Urgrund: blackened doom metal coming from a deep primal subconscious source

Häxenzijrkell, Urgrund, Germany, Amor Fati Productions, AFP210, CD digipak (2022)

A black / doom duo since forming in Essen in 2016, Häxenzirjkell – the name is a variant spelling of the German “hexenzirkel”, referring to a circle or coven of witches – gradually worked their way through small releases to their debut album “Die Nachtseite” in 2020. The musicians brought out second album “Urgrund” in early 2022; in English, the title means “Origin” or “Source” which I take to suggest that the music here comes from some deep primal subconscious well and could be an unsettling, confronting experience for unsuspecting listeners. Certainly the music sounds as if it’s coming from somewhere bleak, deep down in the musicians’ backgrounds or psyches: a disturbing place of dark compulsion or obsession that compels listeners to follow, as if through hypnosis. The slow doomy repetition and looping riffs exercise a trance-like effect, and samples of spoken-voice radio recordings bring a sinister, almost satanic aspect to the relentless flow of riff layers. In the distant black caverns behind the chainsaw roar of the guitars, screams and howls of the damned are almost continuous.

The album is divided into three parts with the first part, “Die Entschleierung” (“The Unveiling”) which is a whopping 18-minute atmospheric BM / doom number that hits you hard with its harsh bleak tone and production, the screaming, gibbering vocals, the music’s arduous pace and the sense of suffocation in the droning guitar grind. Now and again sinister spoken-voice recordings appear beneath the wavy guitar riffs. There is definitely the sense of a secret ritual slowly unfurling in form like a magic scroll unravelling and revealing its secret spells, and the effects those spells generate when they are exposed to air or light. On and on the music goes, its sense of near madness and chaos growing greater and more intense to an ear-shattering guitar feedback climax.

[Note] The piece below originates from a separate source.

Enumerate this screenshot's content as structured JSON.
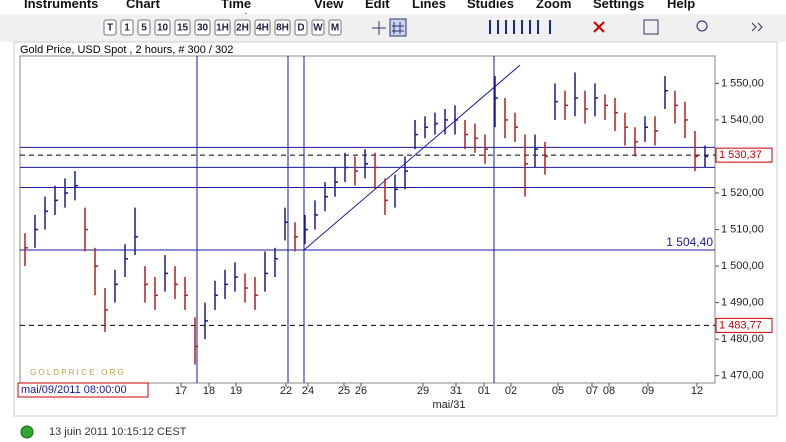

The second and third parts are shorter pieces but no less gruelling and monotonous. “Von Zeit und Form” (“Of Time and Form”) continues with the repetitive percussion and the secret ritual, the doomy and damned atmosphere and the feeling of oppression. The riffs seem more defined though as on the first track they are linked in one continuous droning progression. “Der Pfad der Finsternis” (“The Path of Darkness”) dials up the oppression and the desperation, with the screaming becoming more manic and desperate, and the pace of the music varying much more from doomy slowness to speedy urgency with heavier drumming.

It’s certainly not a recording you’d want to play late in the evening or when you’re feeling sleepy as the atmosphere can be desolate and frightening, and the guitars’ abrasive tones can be hard on the eardrums. In all three tracks, the music relies on slow linked loops of riffs, giving an impression of a continuous, undulating wave of droning guitar noise. The drumming gives a structure and backbone to the music, and brings pace. The monotony can grate on listeners and I would think that if the music were any longer than it is, the unending repetition and monotony might be more annoying than essential to the music. Some variety and development in mood, atmosphere and song structure will then become necessary. While the production style emphasises the bleakness and the disturbing occult nature of the blackened doom ritual, at the same time it robs the music of the depth and subtlety it needs and makes it seem one-dimensional.

So far Häxenzirjkell have done well with a particular song-writing format that achieves and sustains the hypnotic effect they need and want but on future albums the musicians will need a bigger and more varied set of tools and techniques to expand and deepen their music’s occult trance realms.